Feast Day – 24 May
The feast of Our Lady, Help of Christians, was instituted by Pius VII. By order of Napoleon, Pius VII was arrested, July 5, 1808, and detained a prisoner for three years at Savona, and then at Fontainebleau. In January, 1814, after the battle of Leipzig, he was brought back to Savona and set free, March 17, on the eve of the feast of Our Lady of Mercy, the Patroness of Savona.
The journey to Rome was a veritable triumphal march. The pontiff, attributing the victory of the Church, after so much agony and distress, to the Blessed Virgin, visited many of her sanctuaries on the way and crowned her images (e.g. the “Madonna del Monte” at Cesena, “della Misericordia” at Treja, “della Colonne” and “della Tempestà” at Tolentino).

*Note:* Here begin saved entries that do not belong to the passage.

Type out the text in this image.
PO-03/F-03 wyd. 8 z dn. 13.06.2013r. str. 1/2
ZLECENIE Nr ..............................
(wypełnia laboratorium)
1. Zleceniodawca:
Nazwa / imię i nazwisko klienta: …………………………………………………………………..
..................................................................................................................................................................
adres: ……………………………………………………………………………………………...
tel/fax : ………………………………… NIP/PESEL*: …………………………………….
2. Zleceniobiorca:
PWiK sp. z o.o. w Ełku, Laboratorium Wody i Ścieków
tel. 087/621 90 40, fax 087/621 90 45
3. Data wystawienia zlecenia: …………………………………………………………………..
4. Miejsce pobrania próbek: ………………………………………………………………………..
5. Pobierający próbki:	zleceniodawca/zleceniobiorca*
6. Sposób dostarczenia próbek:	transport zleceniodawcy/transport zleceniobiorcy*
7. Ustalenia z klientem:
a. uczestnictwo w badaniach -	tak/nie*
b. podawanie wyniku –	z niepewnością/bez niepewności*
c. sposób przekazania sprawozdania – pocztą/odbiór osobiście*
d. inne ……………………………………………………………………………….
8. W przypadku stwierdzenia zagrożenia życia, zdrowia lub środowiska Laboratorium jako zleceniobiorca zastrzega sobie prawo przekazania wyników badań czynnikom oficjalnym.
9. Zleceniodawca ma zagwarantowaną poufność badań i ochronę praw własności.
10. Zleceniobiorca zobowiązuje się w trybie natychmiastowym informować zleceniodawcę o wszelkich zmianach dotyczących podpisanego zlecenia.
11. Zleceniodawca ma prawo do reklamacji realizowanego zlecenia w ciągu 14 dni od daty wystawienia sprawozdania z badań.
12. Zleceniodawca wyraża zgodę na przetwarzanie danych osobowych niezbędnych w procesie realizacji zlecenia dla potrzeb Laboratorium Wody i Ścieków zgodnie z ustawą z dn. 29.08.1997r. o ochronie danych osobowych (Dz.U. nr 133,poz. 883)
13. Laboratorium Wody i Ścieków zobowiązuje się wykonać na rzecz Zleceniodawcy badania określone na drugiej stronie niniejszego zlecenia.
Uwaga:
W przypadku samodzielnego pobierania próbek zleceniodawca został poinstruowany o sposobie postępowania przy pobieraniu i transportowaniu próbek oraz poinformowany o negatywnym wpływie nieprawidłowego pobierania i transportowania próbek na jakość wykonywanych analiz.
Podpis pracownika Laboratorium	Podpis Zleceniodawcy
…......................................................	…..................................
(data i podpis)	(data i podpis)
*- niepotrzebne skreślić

The people crowded the streets to catch a glimpse of the venerable pontiff who had so bravely withstood the threats of Napoleon. He entered Rome, May 24, 1814, and was enthusiastically welcomed.

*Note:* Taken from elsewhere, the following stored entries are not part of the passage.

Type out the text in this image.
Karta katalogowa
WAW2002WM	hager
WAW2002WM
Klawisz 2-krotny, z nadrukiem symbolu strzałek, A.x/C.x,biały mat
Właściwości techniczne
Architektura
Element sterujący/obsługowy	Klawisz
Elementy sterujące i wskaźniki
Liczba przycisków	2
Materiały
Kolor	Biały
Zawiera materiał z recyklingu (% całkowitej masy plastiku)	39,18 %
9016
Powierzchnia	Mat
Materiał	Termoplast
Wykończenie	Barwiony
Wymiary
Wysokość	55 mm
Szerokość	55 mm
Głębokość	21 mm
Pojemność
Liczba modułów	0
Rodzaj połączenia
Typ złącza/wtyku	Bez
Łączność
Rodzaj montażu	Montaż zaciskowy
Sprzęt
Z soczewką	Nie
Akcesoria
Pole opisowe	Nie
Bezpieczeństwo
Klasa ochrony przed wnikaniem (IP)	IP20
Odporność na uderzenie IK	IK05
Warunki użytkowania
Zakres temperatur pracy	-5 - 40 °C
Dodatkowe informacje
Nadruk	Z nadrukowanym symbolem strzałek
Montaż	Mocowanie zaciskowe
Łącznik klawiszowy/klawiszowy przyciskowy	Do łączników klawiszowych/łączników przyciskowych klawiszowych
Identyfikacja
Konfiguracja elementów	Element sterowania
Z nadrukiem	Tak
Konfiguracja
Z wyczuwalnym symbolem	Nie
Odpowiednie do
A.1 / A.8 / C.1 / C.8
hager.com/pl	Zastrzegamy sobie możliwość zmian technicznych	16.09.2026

To commemorate his own sufferings and those of the Church during his exile he extended the feast of the Seven Dolours of Mary (third Sunday in September) to the universal Church, September 18, 1814. When Napoleon left Elba and returned to Paris, Murat was about to march through the Papal States from Naples; Pius VII fled to Savona (March 22, 1815), where he crowned the image of Our Lady of Mercy, May 10, 1815.
After the Congress of Vienna and the battle of Waterloo he returned to Rome, July 7, 1815. To give thanks to God and Our Lady he (September 15, 1815) instituted for the Papal States the feast of Our Lady, Help of Christians, to be celebrated May 24, the anniversary of his first return.
The Dioceses of Tuscany adopted it February 12, 1816; it has spread nearly over the entire Latin Church, but is not contained in the universal calendar.